Hier wurde ich von der Richterin unterbrochen. Wie bitte? Sie sind Gendarm. Sofort Ihre Papiere. Das dunkle Großmaul wurde abwechselnd bleich und grün, denn nun schien ihm aufzugehen, was er da die letzten Wochen abzog. Die Richterin behielt seine Papiere ein. Schaute nun ihrerseits ziemlich ungehalten in die Runde und fragte, ob die anwesenden Herrschaften das alles ernst meinten. Die anwesende Dame und Herrschaften begriffen noch nicht die Ausweglosigkeit ihres Ansinnens und wieder, der nächste Dammbruch, schwallte es: ja, ja, oui oui, der muss bestraft werden, der redet schlecht über uns.

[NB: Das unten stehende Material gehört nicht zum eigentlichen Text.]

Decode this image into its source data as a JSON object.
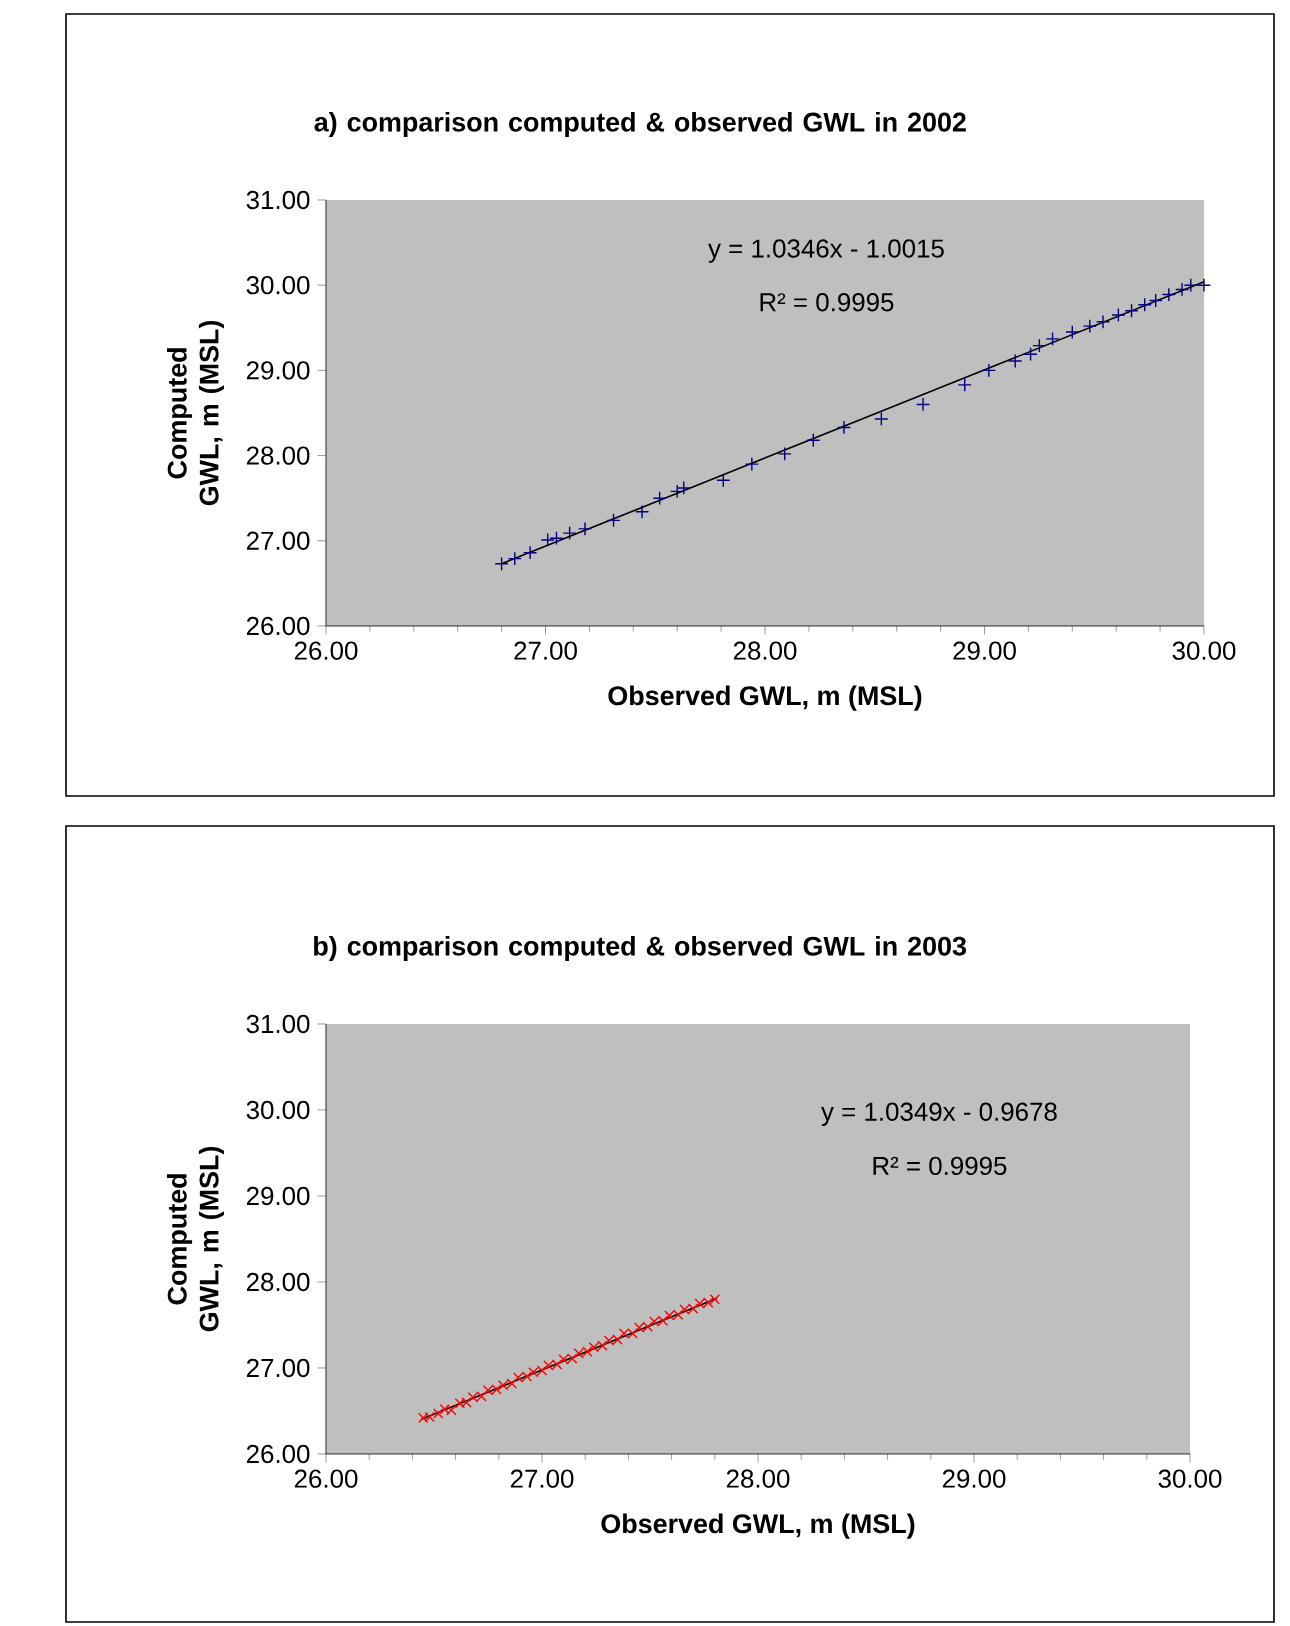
{
  "chart_data": [
    {
      "type": "scatter",
      "title": "a) comparison computed & observed GWL in 2002",
      "xlabel": "Observed GWL, m (MSL)",
      "ylabel": "Computed GWL, m (MSL)",
      "xlim": [
        26,
        30
      ],
      "ylim": [
        26,
        31
      ],
      "xticks": [
        {
          "value": 26,
          "label": "26.00"
        },
        {
          "value": 27,
          "label": "27.00"
        },
        {
          "value": 28,
          "label": "28.00"
        },
        {
          "value": 29,
          "label": "29.00"
        },
        {
          "value": 30,
          "label": "30.00"
        }
      ],
      "yticks": [
        {
          "value": 26,
          "label": "26.00"
        },
        {
          "value": 27,
          "label": "27.00"
        },
        {
          "value": 28,
          "label": "28.00"
        },
        {
          "value": 29,
          "label": "29.00"
        },
        {
          "value": 30,
          "label": "30.00"
        },
        {
          "value": 31,
          "label": "31.00"
        }
      ],
      "annotations": [
        "y = 1.0346x - 1.0015",
        "R² = 0.9995"
      ],
      "series": [
        {
          "type": "scatter",
          "color": "#000080",
          "marker": "plus",
          "x": [
            26.8,
            26.86,
            26.93,
            27.01,
            27.05,
            27.11,
            27.18,
            27.31,
            27.44,
            27.52,
            27.6,
            27.63,
            27.81,
            27.94,
            28.09,
            28.22,
            28.36,
            28.53,
            28.72,
            28.91,
            29.02,
            29.14,
            29.21,
            29.25,
            29.31,
            29.4,
            29.48,
            29.54,
            29.61,
            29.67,
            29.73,
            29.78,
            29.84,
            29.9,
            29.94,
            30.0
          ],
          "values": [
            26.73,
            26.79,
            26.86,
            27.01,
            27.03,
            27.09,
            27.14,
            27.24,
            27.34,
            27.5,
            27.58,
            27.62,
            27.71,
            27.9,
            28.02,
            28.18,
            28.33,
            28.43,
            28.6,
            28.83,
            29.0,
            29.11,
            29.19,
            29.29,
            29.37,
            29.45,
            29.52,
            29.57,
            29.65,
            29.7,
            29.77,
            29.82,
            29.89,
            29.95,
            30.0,
            30.0
          ]
        },
        {
          "type": "line",
          "color": "#000000",
          "x": [
            26.8,
            30.0
          ],
          "values": [
            26.73,
            30.04
          ]
        }
      ]
    },
    {
      "type": "scatter",
      "title": "b) comparison computed & observed GWL in 2003",
      "xlabel": "Observed GWL, m (MSL)",
      "ylabel": "Computed GWL, m (MSL)",
      "xlim": [
        26,
        30
      ],
      "ylim": [
        26,
        31
      ],
      "xticks": [
        {
          "value": 26,
          "label": "26.00"
        },
        {
          "value": 27,
          "label": "27.00"
        },
        {
          "value": 28,
          "label": "28.00"
        },
        {
          "value": 29,
          "label": "29.00"
        },
        {
          "value": 30,
          "label": "30.00"
        }
      ],
      "yticks": [
        {
          "value": 26,
          "label": "26.00"
        },
        {
          "value": 27,
          "label": "27.00"
        },
        {
          "value": 28,
          "label": "28.00"
        },
        {
          "value": 29,
          "label": "29.00"
        },
        {
          "value": 30,
          "label": "30.00"
        },
        {
          "value": 31,
          "label": "31.00"
        }
      ],
      "annotations": [
        "y = 1.0349x - 0.9678",
        "R² = 0.9995"
      ],
      "series": [
        {
          "type": "scatter",
          "color": "#ff0000",
          "marker": "cross",
          "x": [
            26.45,
            26.48,
            26.52,
            26.55,
            26.58,
            26.62,
            26.65,
            26.68,
            26.72,
            26.75,
            26.79,
            26.82,
            26.86,
            26.89,
            26.93,
            26.96,
            27.0,
            27.03,
            27.07,
            27.1,
            27.14,
            27.17,
            27.21,
            27.24,
            27.28,
            27.31,
            27.35,
            27.38,
            27.42,
            27.45,
            27.49,
            27.52,
            27.56,
            27.59,
            27.63,
            27.66,
            27.7,
            27.73,
            27.77,
            27.8
          ],
          "values": [
            26.42,
            26.43,
            26.47,
            26.52,
            26.51,
            26.59,
            26.6,
            26.66,
            26.67,
            26.74,
            26.75,
            26.8,
            26.82,
            26.89,
            26.9,
            26.95,
            26.97,
            27.03,
            27.04,
            27.1,
            27.11,
            27.17,
            27.19,
            27.24,
            27.26,
            27.32,
            27.33,
            27.4,
            27.4,
            27.47,
            27.48,
            27.54,
            27.55,
            27.61,
            27.62,
            27.68,
            27.69,
            27.75,
            27.76,
            27.8
          ]
        },
        {
          "type": "line",
          "color": "#000000",
          "x": [
            26.44,
            27.81
          ],
          "values": [
            26.4,
            27.81
          ]
        }
      ]
    }
  ]
}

Ruhe! An mich gewandt sagte sie: Bitte, schreiben Sie besser keine Briefe mehr und Sie, sie alle, sie gehen jetzt nach Hause und lassen diesen Herrn in Ruhe.
Welch ein Inferno. Die schweizer Altmatrone wollte die Übersetzungen über den Tisch schieben, die alles beweisen, wie schlecht ich über sie rede. Der Rastamann brabbelte von Gefängnis, Mongo Doppelkinn durfte auch Töne von sich geben, IQ war höchst erregt, wie konnte ihr Anliegen abgewiesen werden? Nach nochmaligem Hinaus !!! , lassen sie diesen Herrn in Ruhe, begann sich langsam ein Einsehen breit zu machen, dass man wohl in der Sache verloren hätte.
Avepozos internationaler Trupp von Alkoholikern und Bananendieben schlich sich. Nur der Gendarm musste noch bleiben. Ich gönnte mir, mit nun freiem Atem, noch ein wenig vor der Türe zu warten, bis er von der rüden Verwarnung der Richterin entlassen wurde. Als er an mir vorbeischlich, konnt ich mir den kleinen Triumpf nicht verklemmen und raunte ihm zu, wenn ich ihn noch einmal unangenehm vor mir auftauchen sehe, hänge ich im die Brigade Anti-Gang an den Hals, worauf er im Zeitraffer noch einmal die bleich-grünliche Verfärbung bekam.